After Greger’s talk the girlfriend and I wandered around the exhibitor’s booths, checking out the various products and organizations and food. Everyone was friendly and, for the most part, assumed you were already with it on the vegetarian/vegan thing. I wasn’t asked a single time what kind of diet I followed, and no one could smell the hotdogs and fried eggs coursing through my veins. I’m guessing it helped that I was wearing a volunteer’s badge. Still, I wondered where the contention was. I’m always reading and hearing about how pushy and obnoxious vegans and vegetarians are. “Why do you eat dead flesh?” “How can you drink baby food for cows?” “Why don’t you just eat your dog, too?” I was fully expecting to be ousted and set upon the minute I wandered into the wrong corner of the city center.

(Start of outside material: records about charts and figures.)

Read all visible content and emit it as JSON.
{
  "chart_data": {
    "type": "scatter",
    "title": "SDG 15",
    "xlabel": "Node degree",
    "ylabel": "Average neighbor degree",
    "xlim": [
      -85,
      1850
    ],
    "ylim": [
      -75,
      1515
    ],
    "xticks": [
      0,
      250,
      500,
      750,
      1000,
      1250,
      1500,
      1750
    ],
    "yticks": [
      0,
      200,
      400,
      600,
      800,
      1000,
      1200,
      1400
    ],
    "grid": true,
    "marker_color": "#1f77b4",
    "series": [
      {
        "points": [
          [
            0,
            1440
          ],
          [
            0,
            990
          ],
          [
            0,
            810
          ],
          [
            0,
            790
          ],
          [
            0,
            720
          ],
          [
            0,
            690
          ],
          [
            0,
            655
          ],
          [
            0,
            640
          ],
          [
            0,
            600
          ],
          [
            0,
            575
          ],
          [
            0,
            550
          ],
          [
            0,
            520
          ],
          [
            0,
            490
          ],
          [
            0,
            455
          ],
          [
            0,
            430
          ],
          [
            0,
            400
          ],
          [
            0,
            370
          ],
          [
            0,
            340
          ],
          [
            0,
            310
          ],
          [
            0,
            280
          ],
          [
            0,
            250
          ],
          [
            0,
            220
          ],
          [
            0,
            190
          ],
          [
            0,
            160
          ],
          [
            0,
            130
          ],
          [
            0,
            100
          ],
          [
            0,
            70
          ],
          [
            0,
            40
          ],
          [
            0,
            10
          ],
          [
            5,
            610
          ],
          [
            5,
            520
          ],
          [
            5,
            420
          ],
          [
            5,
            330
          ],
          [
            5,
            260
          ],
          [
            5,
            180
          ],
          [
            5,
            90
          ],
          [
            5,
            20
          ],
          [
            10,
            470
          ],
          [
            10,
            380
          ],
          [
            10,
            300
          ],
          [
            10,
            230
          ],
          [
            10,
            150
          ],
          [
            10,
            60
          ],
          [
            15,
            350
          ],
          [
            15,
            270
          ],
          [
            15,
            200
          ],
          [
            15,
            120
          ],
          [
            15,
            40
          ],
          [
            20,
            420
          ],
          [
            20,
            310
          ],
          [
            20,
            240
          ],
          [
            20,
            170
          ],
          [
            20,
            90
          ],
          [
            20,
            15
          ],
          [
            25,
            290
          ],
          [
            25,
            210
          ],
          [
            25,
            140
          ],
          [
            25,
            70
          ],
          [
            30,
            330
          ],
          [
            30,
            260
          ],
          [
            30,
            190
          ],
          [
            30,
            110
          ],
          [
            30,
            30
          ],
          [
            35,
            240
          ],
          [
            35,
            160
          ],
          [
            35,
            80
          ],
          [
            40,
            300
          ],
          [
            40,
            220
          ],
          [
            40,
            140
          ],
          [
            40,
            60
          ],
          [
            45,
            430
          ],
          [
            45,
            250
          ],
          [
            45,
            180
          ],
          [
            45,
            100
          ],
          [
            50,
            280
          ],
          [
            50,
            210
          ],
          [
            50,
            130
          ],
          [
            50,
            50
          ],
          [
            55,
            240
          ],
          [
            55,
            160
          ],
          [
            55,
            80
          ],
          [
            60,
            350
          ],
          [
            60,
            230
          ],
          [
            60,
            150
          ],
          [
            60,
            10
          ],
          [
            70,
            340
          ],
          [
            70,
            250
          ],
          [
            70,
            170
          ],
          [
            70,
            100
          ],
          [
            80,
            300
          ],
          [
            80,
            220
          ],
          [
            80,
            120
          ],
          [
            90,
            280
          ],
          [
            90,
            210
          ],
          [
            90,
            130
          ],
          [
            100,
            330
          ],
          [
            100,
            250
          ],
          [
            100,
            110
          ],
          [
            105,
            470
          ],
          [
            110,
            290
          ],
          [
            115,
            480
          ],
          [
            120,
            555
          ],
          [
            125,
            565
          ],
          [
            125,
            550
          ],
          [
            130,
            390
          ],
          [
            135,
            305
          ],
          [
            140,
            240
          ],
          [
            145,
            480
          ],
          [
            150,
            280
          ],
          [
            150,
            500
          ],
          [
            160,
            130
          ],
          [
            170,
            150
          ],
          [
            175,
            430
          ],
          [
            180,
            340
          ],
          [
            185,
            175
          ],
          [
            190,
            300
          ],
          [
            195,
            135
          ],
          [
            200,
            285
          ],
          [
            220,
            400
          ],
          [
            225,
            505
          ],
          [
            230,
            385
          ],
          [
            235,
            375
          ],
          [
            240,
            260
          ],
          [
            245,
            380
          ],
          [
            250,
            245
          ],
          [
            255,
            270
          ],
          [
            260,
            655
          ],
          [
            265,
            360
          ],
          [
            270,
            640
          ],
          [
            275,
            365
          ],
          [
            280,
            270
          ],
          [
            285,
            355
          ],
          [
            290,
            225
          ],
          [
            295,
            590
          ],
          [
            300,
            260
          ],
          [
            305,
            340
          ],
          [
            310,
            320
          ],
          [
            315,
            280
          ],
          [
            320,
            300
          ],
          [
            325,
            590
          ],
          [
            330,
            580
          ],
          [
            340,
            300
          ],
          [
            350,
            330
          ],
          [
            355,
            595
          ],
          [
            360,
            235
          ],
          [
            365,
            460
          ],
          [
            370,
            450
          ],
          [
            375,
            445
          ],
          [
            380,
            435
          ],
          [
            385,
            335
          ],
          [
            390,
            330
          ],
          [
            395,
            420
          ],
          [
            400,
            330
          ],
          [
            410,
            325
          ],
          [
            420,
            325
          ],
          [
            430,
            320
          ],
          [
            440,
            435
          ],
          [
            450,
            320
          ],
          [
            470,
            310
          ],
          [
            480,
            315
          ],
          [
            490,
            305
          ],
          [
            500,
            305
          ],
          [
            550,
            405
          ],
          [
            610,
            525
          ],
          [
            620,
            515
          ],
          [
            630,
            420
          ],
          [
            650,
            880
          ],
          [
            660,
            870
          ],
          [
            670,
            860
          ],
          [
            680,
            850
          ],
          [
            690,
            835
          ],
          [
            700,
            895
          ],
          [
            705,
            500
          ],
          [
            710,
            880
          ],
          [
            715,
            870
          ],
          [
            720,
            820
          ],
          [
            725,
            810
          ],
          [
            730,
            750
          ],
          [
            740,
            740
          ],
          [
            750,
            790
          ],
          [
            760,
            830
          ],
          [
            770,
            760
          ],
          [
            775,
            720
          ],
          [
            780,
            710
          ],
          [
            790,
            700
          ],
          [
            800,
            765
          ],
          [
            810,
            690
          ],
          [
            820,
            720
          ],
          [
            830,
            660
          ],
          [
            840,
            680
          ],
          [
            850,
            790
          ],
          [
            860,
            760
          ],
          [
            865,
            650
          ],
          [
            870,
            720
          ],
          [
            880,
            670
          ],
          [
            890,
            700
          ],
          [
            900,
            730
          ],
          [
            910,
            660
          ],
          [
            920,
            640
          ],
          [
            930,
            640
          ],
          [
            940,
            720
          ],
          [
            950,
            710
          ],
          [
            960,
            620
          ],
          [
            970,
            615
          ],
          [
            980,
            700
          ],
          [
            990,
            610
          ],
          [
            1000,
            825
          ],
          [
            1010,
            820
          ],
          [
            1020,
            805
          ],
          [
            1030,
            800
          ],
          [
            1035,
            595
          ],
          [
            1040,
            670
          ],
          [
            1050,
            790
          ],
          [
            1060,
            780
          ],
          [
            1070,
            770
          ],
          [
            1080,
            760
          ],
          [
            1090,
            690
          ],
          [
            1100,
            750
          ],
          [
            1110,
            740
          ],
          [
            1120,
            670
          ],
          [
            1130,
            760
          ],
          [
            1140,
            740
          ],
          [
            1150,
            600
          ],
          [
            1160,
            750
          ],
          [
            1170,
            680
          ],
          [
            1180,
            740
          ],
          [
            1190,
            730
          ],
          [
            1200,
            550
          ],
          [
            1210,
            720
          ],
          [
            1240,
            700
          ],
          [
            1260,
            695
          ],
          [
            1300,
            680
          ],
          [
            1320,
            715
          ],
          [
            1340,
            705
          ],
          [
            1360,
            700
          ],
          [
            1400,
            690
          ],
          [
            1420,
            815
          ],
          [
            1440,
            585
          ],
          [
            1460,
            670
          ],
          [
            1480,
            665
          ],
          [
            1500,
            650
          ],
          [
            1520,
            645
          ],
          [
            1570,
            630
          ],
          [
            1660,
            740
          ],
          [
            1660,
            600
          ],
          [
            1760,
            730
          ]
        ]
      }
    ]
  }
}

But the attack never came, and it was impossible to tell who ate what. With everyone being so unbelievably polite, the attendees could have been fresh from lunch at the local Outback Steakhouse and no one would have known.
By the end of the day, and after (unsurprisingly) delicious vegan jerk “chicken,” vegan ice cream bars, vegan chips and dip, and vegan “twinkies” (yeah, you read that right), I had met many of the vendors (certainly the food vendors) and Expo staff and volunteers. They didn’t pester me with questions, and those who knew about my eating habits didn’t point them out to others as though apologies were necessary for my being there. The Vegetarian Expo was like every other expo and convention I’ve ever been to: lots of walking, interesting speakers, pricey food, and practically no parking. I felt an ease eventually settle on me, and I was able to walk the Expo floor without thinking about how I was a meat eater in a room full of herbivores, an outsider. The people working for and attending the Expo made me feel like an insider, if only by not actively talking about the one thing that had brought them all together: the way they eat. In a way, that’s the ultimate goal of live and let live, to not have to talk about our differences if we don’t want to. I went to the Expo looking for a fight; the Expo came to upstate New York looking to enjoy good food and friends.
And let’s not forget about the science! I mentioned that I ate anything up until a few weeks ago, and that’s true. A few weeks ago I started doing research on dairy, after hearing in advance one of the Expo speakers. He made good points and I knew that, if the science was solid, his lectures would certainly require one to reevaluate his love of milk and cheese. So, I hit the internet and pulled up every study I could find on cheese, milk, protein, fat, cancer, and osteoporosis. Turns out, I don’t like dairy enough to counteract the things it can do to my body in the long run. Have I gone vegan? No. There are still a few meals I’m not willing to give up, even though they may be bad for me. But do I recommend investigating the other side of the debate on diet? Of course I do. Attending an Expo, reading a study, thinking hard about why people do things differently; these are all things we can and should do if we want to have pleasant interactions with others. No one’s going to brain wash you, and no one’s going to kick you out for being a part of “the opposition.” As the NY’s Capital Region Vegetarian Expo shows, and as it certainly showed me, it’s more likely that you’ll be treated like everyone else, with kindness and respect. They might ask you to buy something, but trust me; there are many—many—worse things in life than a vegan “twinkie.”